Head of Tissue Culture Laboratory of Genetic and Agricultural Biotechnology Institute of Sari Agricultural Science and Natural Resources University said, “By completing the last stages of obtaining a permit, the ornamental and medicinal plants tissue culture of this university has reached the commercialization stage, therefore, the products will soon enter the market.”

In an interview with an IRNA reporter, Roghieh Asgharzadeh added, “For commercialization and supply of cultivated tissue culture to the market, it is required to have a permit from Ministry of Agriculture Jihad, and such a permit has been issued for the medicinal and ornamental plants of this university.”

Tissue culture means producing one living being from one or several cells, which may not even be visible by the naked eye.

In this method, instead of cutting plants and sowing seeds, which were common methods used in the past to propagate trees and plants, fragment of the desired plant for propagation is sterilized using special disinfectants, and then transferred to a growth medium, which contains all that is necessary for the growth of a plant as well as suitable plant growth regulators.

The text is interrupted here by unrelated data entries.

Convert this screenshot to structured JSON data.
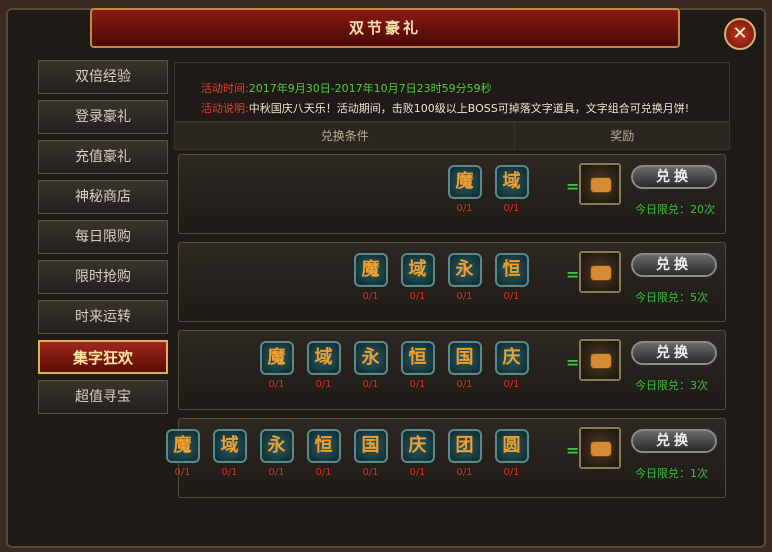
{
  "title": "双节豪礼",
  "close_label": "✕",
  "sidebar": {
    "items": [
      {
        "label": "双倍经验",
        "active": false
      },
      {
        "label": "登录豪礼",
        "active": false
      },
      {
        "label": "充值豪礼",
        "active": false
      },
      {
        "label": "神秘商店",
        "active": false
      },
      {
        "label": "每日限购",
        "active": false
      },
      {
        "label": "限时抢购",
        "active": false
      },
      {
        "label": "时来运转",
        "active": false
      },
      {
        "label": "集字狂欢",
        "active": true
      },
      {
        "label": "超值寻宝",
        "active": false
      }
    ]
  },
  "info": {
    "time_label": "活动时间:",
    "time_value": "2017年9月30日-2017年10月7日23时59分59秒",
    "desc_label": "活动说明:",
    "desc_value": "中秋国庆八天乐！活动期间，击败100级以上BOSS可掉落文字道具，文字组合可兑换月饼!"
  },
  "table": {
    "col_condition": "兑换条件",
    "col_reward": "奖励"
  },
  "rows": [
    {
      "chars": [
        "魔",
        "域"
      ],
      "counts": [
        "0/1",
        "0/1"
      ],
      "button": "兑换",
      "limit": "今日限兑：20次"
    },
    {
      "chars": [
        "魔",
        "域",
        "永",
        "恒"
      ],
      "counts": [
        "0/1",
        "0/1",
        "0/1",
        "0/1"
      ],
      "button": "兑换",
      "limit": "今日限兑：5次"
    },
    {
      "chars": [
        "魔",
        "域",
        "永",
        "恒",
        "国",
        "庆"
      ],
      "counts": [
        "0/1",
        "0/1",
        "0/1",
        "0/1",
        "0/1",
        "0/1"
      ],
      "button": "兑换",
      "limit": "今日限兑：3次"
    },
    {
      "chars": [
        "魔",
        "域",
        "永",
        "恒",
        "国",
        "庆",
        "团",
        "圆"
      ],
      "counts": [
        "0/1",
        "0/1",
        "0/1",
        "0/1",
        "0/1",
        "0/1",
        "0/1",
        "0/1"
      ],
      "button": "兑换",
      "limit": "今日限兑：1次"
    }
  ],
  "equals_sign": "="
}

Those plants which have been tissue cultured do not have any differences from the main plant. They are exactly similar to the parent plant, and known as clone.

Referring to the capacities and facilities of Mazandaran University of Agriculture for producing tissue cultures, Asgharzadeh continued, “A greenhouse without soil is one of the facilities and infrastructures necessary for tissue culture, which we have in the university. This is where the research stages take place until commercialization is reached.”

She indicated that one of the advantages of tissue culture is the acceleration in growth as well as mass production in the most limited of space, “The high demand of ornamental and medicinal plants in the most countries of the world, has drawn people’s attention towards these kind of plants. Most of them are propagated by vegetative reproduction (by leaves and roots) as well as sexual propagation (by sowing seeds).

Asgharzadeh referred to vegetative and sexual reproduction as time-consuming, “Since this method is slow, the production of the seedling is only usable in smaller quantities.”

She noted that Tissue Culture Laboratory of Genetic and Agricultural Biotechnology Institute of Sari Agricultural Science and Natural Resources University has been active for two decades, then added, “Some of this universities tissue cultures such as stevia, Rosa damascena and succulent have also been commercialized in the previous years.”